Am Fuß der Treppe war eine Tür. Er versuchte die Klinke, stellte fest, daß die Tür nicht verriegelt war, und schob sie vorsichtig auf. Sie öffnete sich in einen Hauptkorridor, der sich durch den ganzen Tiefkeller zog. Die Zellen lagen am hinteren Ende des Stockwerks, etwa zehn Meter entfernt. Durch den Türspalt lugend, bemerkte Sturm einen einzelnen, gelangweilt wirkenden Piraten, der vor den Zellen an der Wand lehnte und den deutlichen Eindruck machte, daß ihm jede andere Beschäftigung lieber gewesen wäre. Er hatte eine Waffe umgeschnallt (vermutlich eine Pistole, dachte Sturm), und trug die bei Ryans Rebellen übliche Kombination aus Bestandteilen verschiedener Uniformen.
Was sein muß, muß sein, dachte Sturm. Er richtete die Laserpistole auf den Piraten und zielte. Der Laserstrahl ließ sich in zwei Stufen auslösen. Wurde der Abzug voll durchgezogen, feuerte die Waffe einen stark gebündelten Energiestrahl, der sich durch Fleisch, Stein und Metall brannte. Wenn man ihn nur leicht antippte, wobei ein schwacher Widerstand half, den Übergang zur vollen Stärke zu erkennen, lieferte die Waffe einen schwachen Lichtstrahl, der nicht stärker war als der eines Laserzeigestabs oder Entfernungsmessers, sich aber gut als Zielhilfe eignete. Auf der linken Schulter des Piraten erschien ein kleiner roter Punkt, der hoch zu seinem Kopf wanderte.

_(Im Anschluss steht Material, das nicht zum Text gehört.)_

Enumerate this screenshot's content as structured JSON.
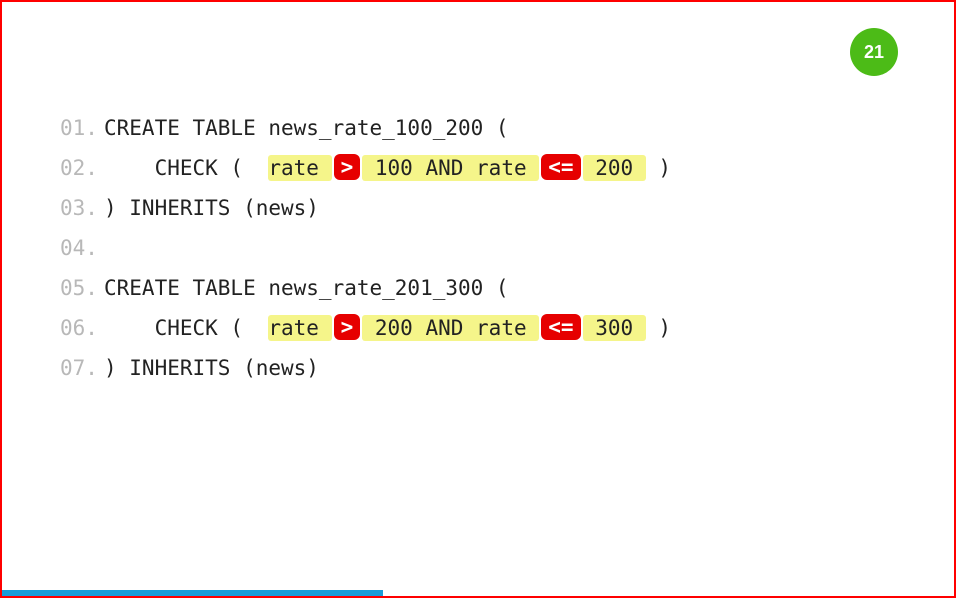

»Was, zum...« Der Pirat drehte sich um und bemerkte den Laserpunkt. Als er gerade reagieren wollte, zog Sturm den Abzug durch. Ein Knall tönte durch den Gang, als die abrupt aufgeheizte Luft entlang der Schußlinie sich explosionsartig ausdehnte, und ein rubinroter Lichtspeer bohrte sich durch den Schädel des Mannes. Der Pirat sackte augenblicklich tot zu Boden. Aus der Kopfwunde stieg Dampf auf, aber es floß kein Blut, weil die Hitze des Laserstrahls alle durchtrennten Blutgefäße augenblicklich versiegelt hatte.
Sturm rannte den Gang hinab, ohne der Leiche des Postens einen zweiten Blick zu gönnen. Zugleich tauchte im kleinen, vergitterten Sichtfenster einer der Zellentüren ein vertrautes Gesicht auf, dessen Augen sich überrascht weiteten, als sie den toten Wächter und die dunkel gekleidete Gestalt sahen, die durch den Korridor heranpreschte.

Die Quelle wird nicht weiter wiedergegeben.